One difficulty the larger companies complain about is that local communities and smallholder farmers in Indonesia – some of whom have no legal claim to the land – encroach on the company concession areas.
But for smallholders – about 2 million households in Indonesia – zero deforestation pledges pose a risk to their livelihoods and currently do not offer them the benefits that larger companies receive.
The pledges mean nothing if the tricky realities are not sorted out.
Many “encroachers” live permanently in or near concession areas and log illegally, the researchers found, highlighting the need to clear up overlapping claims of land ownership.
“Companies could try to evict people who encroach and log, but then conflicts with communities arise and they get bad publicity for that too,” Pirard says.
“On the other hand, there are many cases of legitimate claims by communities who were deprived of their ancestral rights to land, so the situation is far from black and white,” he adds.
“If we do open the ‘black box’ of land tenure and conflict in Indonesia, it may create tools that the government can use for fair and sustainable land conflict resolution,” Pirard says.
Yet while “many of the issues are related to land tenure,” according to CIFOR consultant researcher Sophia Gnych, she also warns that simply introducing “stricter standards” is not the solution.
“Not only do we need to have a clear indication of who has rights over what, but we need to be flexible about mitigating the potential side effects of these new commitments,” she says.
The report also identifies other land and legal issues that affect companies’ attempts to meet their zero-deforestation commitments.
Government policy and the legal framework can often be “unsupportive, but also unsuitable and contradictory” to industry intentions, it states.
“A good example is the way the Indonesian government has, on several occasions revoked concessions because they planned to conserve pieces of forest on it,” says Pirard.
“These plots of land are earmarked for production, and the government expects production to take place in the entire area.”
As a result, the government may then reallocate the conserved land to another company that will log the forest and start producing – which will lead to tax revenue.
The analysis also uncovered examples of where companies that had made conservation commitments had their temporary permits withdrawn when they took “too long” to set up plantations while they were assessing the conservation value of forest in their concession area.
You can hold companies accountable for their past actions.
“The government will be expected to do more in the future to allow these commitments to materialize,” Pirard says.
One of the most important steps, Gnych says, is making sure all the right people are at the table and willing to compromise and work together.

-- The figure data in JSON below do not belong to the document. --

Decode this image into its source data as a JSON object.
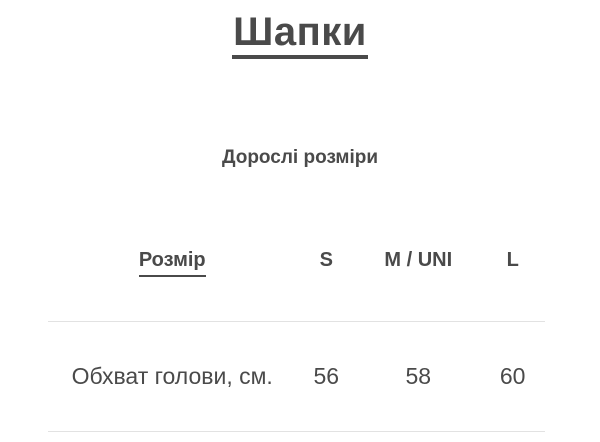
{
  "page": {
    "title": "Шапки",
    "subtitle": "Дорослі розміри"
  },
  "size_table": {
    "columns": [
      "Розмір",
      "S",
      "M / UNI",
      "L"
    ],
    "rows": [
      {
        "label": "Обхват голови, см.",
        "values": [
          "56",
          "58",
          "60"
        ]
      }
    ]
  },
  "colors": {
    "text": "#4a4a4a",
    "divider": "#e2e2e2",
    "background": "#ffffff"
  }
}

“There really needs to be more dialogue between companies and the government,” she says.
If everyone can sit together, the authors write, “these commitments have the potential to overcome the inertia that has dominated the Indonesian oil palm industry and unite all stakeholders, including government, to transform the sector.”
AN EVEN PLAYING FIELD
And it doesn’t just stop at zero deforestation.
The researchers suggest that the “the issue of legacy is critical and has probably been underestimated so far.”
Should those companies – many of whom who have been responsible for “huge deforestation” – be allowed to just pledge zero deforestation? Or should it be demanded that they go further, right past wrongs, and aim for “positive net reforestation”?
“You can hold companies accountable for their past actions,” says Gnych pointing to the fact that the government has created a system of ecosystem restoration licenses, which allows “companies to manage degraded areas so that they restore the forest productivity and its ecosystem services”.
And APRIL recently announced that it had stopped the harvesting of all natural forest as of 15 May, four years earlier than previously planned.
Several companies who have already signed the palm oil pledge are eager for others to buy in. They argue that meeting their zero-deforestation commitments while their competitors continue to deforest puts them in a less competitive market position. They are keen for the government to regulate so that all companies must meet the same standards.
Romain Pirard stresses that such regulation could be a way off, as the zero-deforestation movement is still in its infancy. It will take time to the government and private sector to work together towards this important goal, he says.
“But we are already seeing real change in the way some companies are operating, so there is a lot to be optimistic about.”